Wie haben Sie dann das Ende der Lockdowns erlebt?
Angora: Auf der einen Seite ist man natürlich froh, wenn es wieder weitergeht. Für mich als Künstlerin sind damit gewisse Dinge wieder möglich. Speziell den ersten Lockdown habe ich aber schon auch als sehr spezielle und gute Phase erlebt. Durch dieses nicht abgelenkt sein, konnte ich mich extrem stark auf meine Arbeit konzentrieren und auch in mich gehen. Dabei tauchten auch Fragen auf.
Welche?
Angora: Was bedeutet das alles? Aus meiner Sicht ist diese ganze Pandemiegeschichte ein Symptom für etwas, was in unserer Welt passiert. So wie sich bei einem Körper über Symptome Dinge zeigen, passiert das jetzt auch da.
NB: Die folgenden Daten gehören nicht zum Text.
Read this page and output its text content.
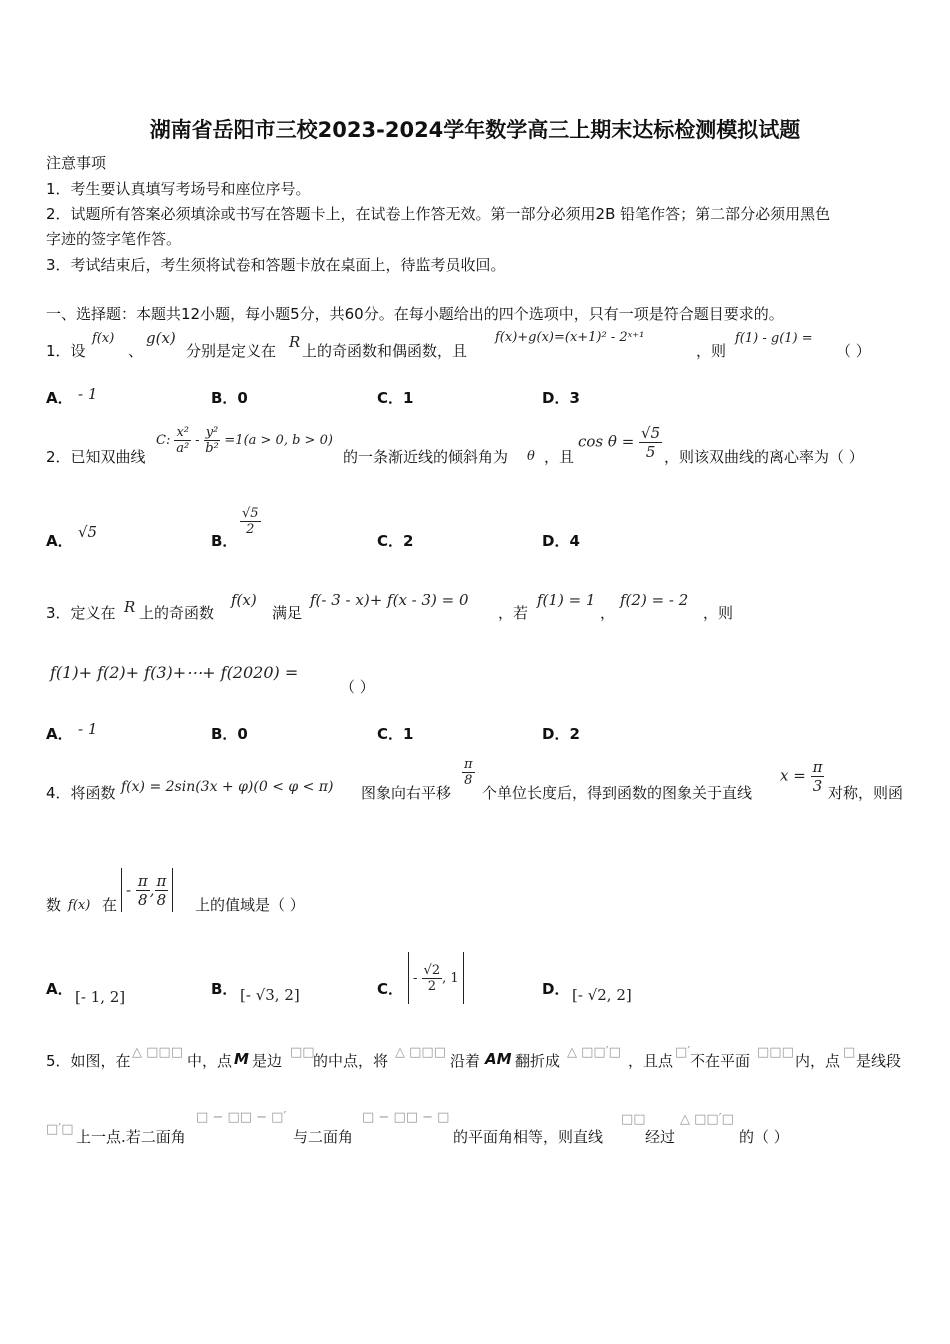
湖南省岳阳市三校2023-2024学年数学高三上期末达标检测模拟试题
注意事项
1．考生要认真填写考场号和座位序号。
2．试题所有答案必须填涂或书写在答题卡上，在试卷上作答无效。第一部分必须用2B 铅笔作答；第二部分必须用黑色
字迹的签字笔作答。
3．考试结束后，考生须将试卷和答题卡放在桌面上，待监考员收回。
一、选择题：本题共12小题，每小题5分，共60分。在每小题给出的四个选项中，只有一项是符合题目要求的。
1．设
f(x)
、
g(x)
分别是定义在 R 上的奇函数和偶函数，且
f(x)+g(x)=(x+1)² - 2ˣ⁺¹
，则
f(1) - g(1) =
（ ）
A． - 1	B．0	C．1	D．3
2．已知双曲线
C: $\frac{\text{x²}}{\text{a²}} - \frac{\text{y²}}{\text{b²}} =1(a > 0$, b > 0)
的一条渐近线的倾斜角为 θ ，且
$\cos \theta = \frac{√5}{5}$ ，则该双曲线的离心率为（ ）
A． √5	B．
$\frac{√5}{2}$
C．2	D．4
3．定义在 R 上的奇函数
f(x)
满足
f(- 3 - x)+ f(x - 3) = 0
，若
f(1) = 1
，
f(2) = - 2
，则
f(1)+ f(2)+ f(3)+⋯+ f(2020) =
（ ）
A． - 1	B．0	C．1	D．2
4．将函数 f(x) = 2sin(3x + φ)(0 < φ < π) 图象向右平移
$\frac{\pi}{8}$
个单位长度后，得到函数的图象关于直线
$x = \frac{\pi}{3}$ 对称，则函
数 f(x) 在
-
$\frac{\pi}{8}$ , $\frac{\pi}{8}$ 上的值域是（ ）
A． [- 1, 2]	B． [- √3, 2]	C．
-
$\frac{√2}{2}$ , 1
D． [- √2, 2]
5．如图，在 △ □□□ 中，点 M 是边 □□
的中点，将 △ □□□ 沿着 AM 翻折成 △ □□′□ ，且点 □′ 不在平面 □□□ 内，点 □ 是线段
□′□ 上一点.若二面角
□ − □□ − □′
与二面角
□ − □□ − □
的平面角相等，则直线
□□
经过
△ □□′□
的（ ）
Ich denke, es ist wichtig, dass man sich auch ausreichend Zeit nimmt, um zu fragen, was heißt das jetzt für uns als Gesellschaft, was will uns quasi das Leben damit sagen.
Arbeiten Sie derzeit auch an neuen Projekten?
Angora: Ja. Ich habe ein neues Projekt für den Herbst im Rahmen der Einzelausstellung von tOmi Scheiderbauer im Magazin 4 entwickelt. Er hat mich gefragt, ob ich zu der Ausstellung eine Performance konzipiere. Im Dezember bin ich dann im Kunstraum Dornbirn im Rahmen von „Heimspiel“ vertreten.